En defensa de la cohabitación se dice que permite a los futuros marido y mujer conocerse mejor y evitar así las uniones desafortunadas. Sin embargo, estudios hechos en distintos países han revelado no solo que las parejas de hecho se rompen más que los matrimonios, sino que también aquellos que se casan después de haber cohabitado son más proclives a divorciarse que los que no lo hicieron (cfr. Aceprensa 22-09-1999, “La cohabitación juvenil, ¿un paso previo o un paso en falso?”).

Michael y Harriet McManus, autores de Living Together: Myts, Risks and Answers (Howard Books), citan estudios que revelan esta mayor tendencia divorcista de los que han cohabitado antes del matrimonio. Explican que lo típico de la cohabitación es que los convivientes estén más preocupados de obtener satisfacción de la otra persona. En cambio, en el matrimonio los esposos tienden a centrarse más en darse uno al otro. Una fuente de problemas en la cohabitación, escriben, es que los dos partes suelen empezar a convivir por motivos distintos. Mientras que muchas mujeres lo consideran un paso previo al matrimonio, los hombres lo hacen por conveniencia, y no como la primera fase de un compromiso estable.

Otros estudios demuestran también que la violencia doméstica es más frecuente proporcionalmente en uniones de hecho que en matrimonios. Es un aspecto comprobado en España, según datos del Observatorio contra la Violencia Doméstica y de Género, del Consejo General del Poder Judicial. Con datos correspondientes al tercer trimestre de 2007, resulta que en los casos de maltrato a mujeres llegados a los tribunales el 34,4% de las denuncias fueron contra el cónyuge; el 30,8%, contra el compañero; el 23,8%, contra el ex compañero, y el 10,9%, contra el ex cónyuge.
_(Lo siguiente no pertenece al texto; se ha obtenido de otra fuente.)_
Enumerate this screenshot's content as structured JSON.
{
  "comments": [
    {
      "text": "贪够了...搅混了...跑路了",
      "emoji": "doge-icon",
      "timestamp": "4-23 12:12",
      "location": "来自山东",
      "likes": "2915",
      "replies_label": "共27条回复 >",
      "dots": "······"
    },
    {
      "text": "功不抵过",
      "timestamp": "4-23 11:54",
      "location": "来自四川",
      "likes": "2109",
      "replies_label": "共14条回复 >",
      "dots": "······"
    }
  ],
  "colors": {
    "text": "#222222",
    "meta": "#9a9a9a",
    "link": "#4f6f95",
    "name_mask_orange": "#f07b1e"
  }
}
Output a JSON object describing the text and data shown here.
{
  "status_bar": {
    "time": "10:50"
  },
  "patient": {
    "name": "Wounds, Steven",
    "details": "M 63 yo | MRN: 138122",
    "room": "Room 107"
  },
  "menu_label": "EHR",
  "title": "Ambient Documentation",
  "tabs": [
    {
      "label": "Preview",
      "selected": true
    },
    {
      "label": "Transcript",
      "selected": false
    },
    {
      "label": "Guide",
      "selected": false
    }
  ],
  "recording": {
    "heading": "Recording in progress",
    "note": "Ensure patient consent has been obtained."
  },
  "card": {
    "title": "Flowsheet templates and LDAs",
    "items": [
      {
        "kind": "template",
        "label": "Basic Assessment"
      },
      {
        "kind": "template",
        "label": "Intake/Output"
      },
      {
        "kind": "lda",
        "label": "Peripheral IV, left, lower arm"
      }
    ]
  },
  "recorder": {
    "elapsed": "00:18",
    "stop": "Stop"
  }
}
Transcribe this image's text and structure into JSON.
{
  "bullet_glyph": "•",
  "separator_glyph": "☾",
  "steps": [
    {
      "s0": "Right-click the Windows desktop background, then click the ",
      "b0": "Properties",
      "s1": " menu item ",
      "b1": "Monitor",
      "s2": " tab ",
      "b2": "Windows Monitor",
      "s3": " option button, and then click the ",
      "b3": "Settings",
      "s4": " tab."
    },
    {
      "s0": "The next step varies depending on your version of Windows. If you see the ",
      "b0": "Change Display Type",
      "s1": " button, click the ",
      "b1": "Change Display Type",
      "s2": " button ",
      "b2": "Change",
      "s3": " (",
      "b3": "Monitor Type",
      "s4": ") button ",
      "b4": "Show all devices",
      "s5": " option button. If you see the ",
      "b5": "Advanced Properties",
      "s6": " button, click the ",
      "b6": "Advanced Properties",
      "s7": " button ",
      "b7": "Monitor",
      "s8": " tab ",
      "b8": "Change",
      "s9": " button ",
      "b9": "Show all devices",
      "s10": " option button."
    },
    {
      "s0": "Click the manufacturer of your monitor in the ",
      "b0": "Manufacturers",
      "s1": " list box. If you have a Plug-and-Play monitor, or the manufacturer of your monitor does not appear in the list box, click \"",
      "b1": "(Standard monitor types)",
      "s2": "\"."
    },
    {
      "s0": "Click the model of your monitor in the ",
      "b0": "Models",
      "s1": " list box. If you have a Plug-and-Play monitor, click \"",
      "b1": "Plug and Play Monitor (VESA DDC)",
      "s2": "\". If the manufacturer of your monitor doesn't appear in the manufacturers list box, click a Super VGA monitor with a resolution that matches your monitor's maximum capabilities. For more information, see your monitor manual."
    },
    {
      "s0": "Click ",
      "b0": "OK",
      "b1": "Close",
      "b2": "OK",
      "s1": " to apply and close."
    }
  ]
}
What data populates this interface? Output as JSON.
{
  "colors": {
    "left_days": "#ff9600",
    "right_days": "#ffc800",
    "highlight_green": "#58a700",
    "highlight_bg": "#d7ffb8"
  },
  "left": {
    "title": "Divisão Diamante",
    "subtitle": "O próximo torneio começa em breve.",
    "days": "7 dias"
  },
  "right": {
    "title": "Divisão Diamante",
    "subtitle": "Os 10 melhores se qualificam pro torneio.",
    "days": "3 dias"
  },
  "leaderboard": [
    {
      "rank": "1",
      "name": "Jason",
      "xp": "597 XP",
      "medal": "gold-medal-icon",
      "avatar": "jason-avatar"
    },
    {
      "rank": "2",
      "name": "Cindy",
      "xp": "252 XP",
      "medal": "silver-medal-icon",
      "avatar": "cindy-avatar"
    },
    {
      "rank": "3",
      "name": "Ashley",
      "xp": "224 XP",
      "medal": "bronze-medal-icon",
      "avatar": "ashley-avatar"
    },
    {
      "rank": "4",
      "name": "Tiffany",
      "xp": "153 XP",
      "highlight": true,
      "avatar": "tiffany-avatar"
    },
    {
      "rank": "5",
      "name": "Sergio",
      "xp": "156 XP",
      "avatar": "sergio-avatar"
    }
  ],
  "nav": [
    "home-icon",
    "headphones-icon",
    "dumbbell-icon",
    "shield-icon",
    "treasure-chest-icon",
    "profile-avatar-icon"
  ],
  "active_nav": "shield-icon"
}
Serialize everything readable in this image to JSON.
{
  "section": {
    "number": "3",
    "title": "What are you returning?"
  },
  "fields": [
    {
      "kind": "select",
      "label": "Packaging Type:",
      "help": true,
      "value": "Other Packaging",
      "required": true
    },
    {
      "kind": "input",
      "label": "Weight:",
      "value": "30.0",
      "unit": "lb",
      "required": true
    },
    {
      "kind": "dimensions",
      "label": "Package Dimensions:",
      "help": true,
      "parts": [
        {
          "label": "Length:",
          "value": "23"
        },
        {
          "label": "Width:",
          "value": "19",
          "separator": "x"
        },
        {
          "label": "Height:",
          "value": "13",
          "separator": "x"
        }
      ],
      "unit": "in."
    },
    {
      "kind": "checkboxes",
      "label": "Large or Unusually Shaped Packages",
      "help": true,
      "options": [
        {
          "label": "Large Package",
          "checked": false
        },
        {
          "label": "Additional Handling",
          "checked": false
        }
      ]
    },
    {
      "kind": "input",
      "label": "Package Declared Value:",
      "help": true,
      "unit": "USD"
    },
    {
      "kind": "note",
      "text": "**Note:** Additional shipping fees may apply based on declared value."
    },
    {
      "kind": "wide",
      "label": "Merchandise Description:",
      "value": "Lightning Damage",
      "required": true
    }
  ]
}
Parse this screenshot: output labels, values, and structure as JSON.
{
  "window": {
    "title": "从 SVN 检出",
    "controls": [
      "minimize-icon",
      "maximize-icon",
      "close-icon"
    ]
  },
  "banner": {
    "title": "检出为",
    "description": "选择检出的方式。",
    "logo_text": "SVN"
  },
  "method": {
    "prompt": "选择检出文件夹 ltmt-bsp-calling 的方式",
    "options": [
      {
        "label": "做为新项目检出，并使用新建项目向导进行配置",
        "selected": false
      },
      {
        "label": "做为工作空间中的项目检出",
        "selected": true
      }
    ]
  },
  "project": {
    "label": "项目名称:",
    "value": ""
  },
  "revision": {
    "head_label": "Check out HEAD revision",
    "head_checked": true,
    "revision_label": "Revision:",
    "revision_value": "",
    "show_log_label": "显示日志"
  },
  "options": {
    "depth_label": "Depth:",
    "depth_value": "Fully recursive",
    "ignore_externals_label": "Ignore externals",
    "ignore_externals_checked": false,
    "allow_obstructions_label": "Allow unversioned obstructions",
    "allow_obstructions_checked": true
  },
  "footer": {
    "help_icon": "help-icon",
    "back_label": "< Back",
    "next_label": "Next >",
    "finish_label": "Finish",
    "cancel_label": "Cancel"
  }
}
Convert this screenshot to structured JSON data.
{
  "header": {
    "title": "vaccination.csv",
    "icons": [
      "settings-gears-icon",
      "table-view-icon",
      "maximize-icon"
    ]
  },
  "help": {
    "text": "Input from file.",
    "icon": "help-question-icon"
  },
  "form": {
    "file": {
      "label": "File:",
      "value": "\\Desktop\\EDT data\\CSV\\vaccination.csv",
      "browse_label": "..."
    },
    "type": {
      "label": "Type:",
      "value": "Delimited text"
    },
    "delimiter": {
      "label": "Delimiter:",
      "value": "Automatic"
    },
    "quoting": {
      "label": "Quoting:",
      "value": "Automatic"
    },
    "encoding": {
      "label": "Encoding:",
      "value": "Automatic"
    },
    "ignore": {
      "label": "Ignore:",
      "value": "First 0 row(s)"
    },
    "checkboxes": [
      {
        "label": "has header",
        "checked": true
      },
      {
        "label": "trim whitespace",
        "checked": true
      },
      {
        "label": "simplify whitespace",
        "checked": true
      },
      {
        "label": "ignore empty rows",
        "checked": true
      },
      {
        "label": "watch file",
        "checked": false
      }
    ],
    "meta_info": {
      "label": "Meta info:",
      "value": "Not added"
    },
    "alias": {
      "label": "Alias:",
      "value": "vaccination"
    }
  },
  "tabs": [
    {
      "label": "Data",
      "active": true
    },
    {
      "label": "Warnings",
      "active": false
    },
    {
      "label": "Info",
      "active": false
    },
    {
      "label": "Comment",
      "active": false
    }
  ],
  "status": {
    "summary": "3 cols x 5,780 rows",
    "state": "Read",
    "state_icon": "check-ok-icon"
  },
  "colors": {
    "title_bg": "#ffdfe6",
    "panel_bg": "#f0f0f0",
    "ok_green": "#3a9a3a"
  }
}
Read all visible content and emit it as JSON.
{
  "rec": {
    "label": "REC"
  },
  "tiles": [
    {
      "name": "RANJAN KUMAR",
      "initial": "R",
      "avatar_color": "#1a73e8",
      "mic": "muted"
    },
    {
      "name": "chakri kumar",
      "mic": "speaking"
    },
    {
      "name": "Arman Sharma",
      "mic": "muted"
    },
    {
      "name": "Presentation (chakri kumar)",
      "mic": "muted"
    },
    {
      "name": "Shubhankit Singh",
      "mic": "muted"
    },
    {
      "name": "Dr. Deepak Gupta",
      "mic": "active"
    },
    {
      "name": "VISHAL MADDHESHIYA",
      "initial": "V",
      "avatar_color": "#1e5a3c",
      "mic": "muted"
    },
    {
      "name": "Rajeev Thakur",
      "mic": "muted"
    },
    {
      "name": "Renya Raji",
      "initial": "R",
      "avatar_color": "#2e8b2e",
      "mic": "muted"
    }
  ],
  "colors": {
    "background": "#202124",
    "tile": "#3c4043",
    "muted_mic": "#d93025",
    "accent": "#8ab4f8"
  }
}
Es decir, la mayoría de las denuncias (54,64%) corresponden a parejas de hecho, vivas o ya rotas, mientras que el 94% del total de las parejas están casadas, según el censo de 2001. Los porcentajes son semejantes a los registrados en periodos anteriores.

El ambiente social importa

Si existen estos riesgos, ¿por qué se extiende la cohabitación? Entre las principales causas los expertos suelen citar el miedo al compromiso, la aceptación de las relaciones sexuales fuera del matrimonio o la ausencia de un proyecto familiar. Para la socióloga italiana Tiziana Nazio (1), todo eso es importante pero no decisivo. A su juicio, el factor que mejor explica la extensión de la cohabitación en las sociedades occidentales es lo que ella llama el proceso de difusión o de “influencia social”.

Según Nazio, cuando los jóvenes de hoy deciden emprender una vida en común se enfrentan a una incertidumbre mayor que en épocas pasadas, donde sólo se reconocía el matrimonio como opción legítima. Para elegir hoy la forma de convivencia la mayoría de estos jóvenes calibran los beneficios y los costos de los estilos de vida de quienes les rodean. Cuanta más gente cohabita, más se extiende la creencia de que es algo normal.

En este proceso de “influencia social” no sólo cuentan los amigos o el entorno social en que uno se mueve; los medios de comunicación ejercen también una influencia decisiva, al presentar la cohabitación como un fenómeno extendido y normal.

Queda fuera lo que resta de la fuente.